Great Maria (v5)
Page 10
“Roll over,” he said.
She turned on her other side, putting her back to him. His arms slid around her. “That’s better.” He ran his hands under her nightgown.
“Be quiet,” she said, “you will wake up Ceci.”
***
Three days later, in the waning moon in the morning, she lay down in childbed. At first, none of the women would even send for Richard, but Maria made some threats to Eleanor, and at last the girl went after him.
When he came she was deep in labor. The women screeched at him like magpies. On his crutch he hobbled over to the bed. Maria was lying on her side. She bit her lips to keep from groaning. He said, “What do you want?”
“Stay with me,” she said.
Flora rushed up between them. “Here,” she said, “you are uncomfortable, you will tire yourself.” She rearranged all the pillows and made Maria lie down on her back. Going, she gave Richard a glare.
He bent to talk to Maria. “I’ll just be downstairs. If anything happens, I can—”
“Stay,” she said. “Please stay.” Her body clenched tight like a knot. She gasped.
Richard said, “Somebody bring me a chair.” He backed away. Flora rushed up and moved all the pillows around again.

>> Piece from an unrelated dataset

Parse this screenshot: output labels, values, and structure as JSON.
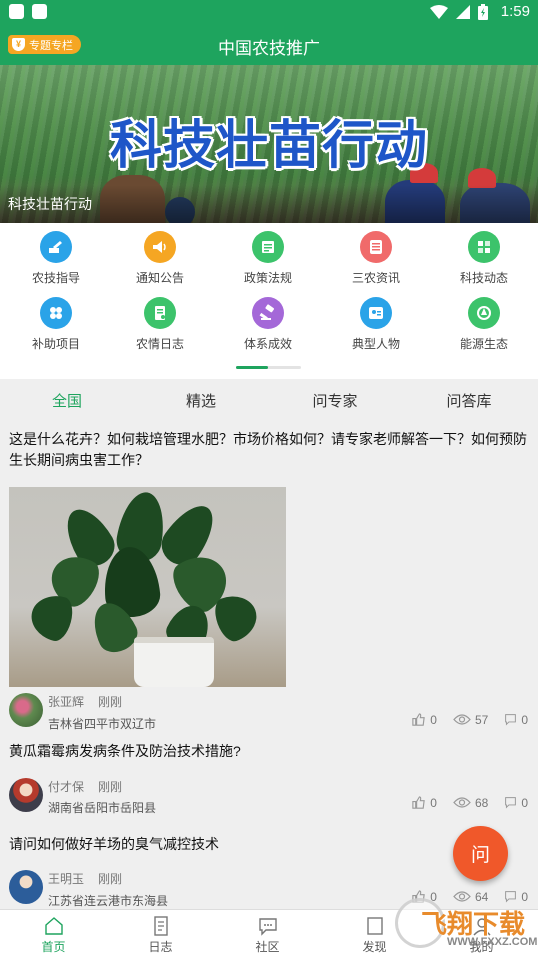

Maria sank into a pain-ridden daze. Richard sat beside her; once or twice she saw him on his crutch pacing up and down through the women. At first she fought against screaming, but when the baby butted out she screeched her throat raw. Richard came up beside her. His face shone with sweat. Near the fire the baby cried furiously.
“It’s a boy,” he said. “I want to call him Stephen.”
Maria moved her head on the pillow. Emptied and exhausted, she had no real interest in the baby. “Robert,” she said. “For my father.” She put her hand out to him. “I was not brave.” He caught hold of her hand. Bending, he kissed her mouth.
***
Maria stooped over the vat and stirred the fleece briskly in its bath of dye. The aroma of the hot steeped barks made her nose itch, as if she were about to sneeze. Over near the kitchen door, the baby let out a yell. The women had told her that the second baby was always an angel, but Robert made them all liars. Her wooden heels clacking on the floor, Eleanor scurried across the kitchen to pick him up.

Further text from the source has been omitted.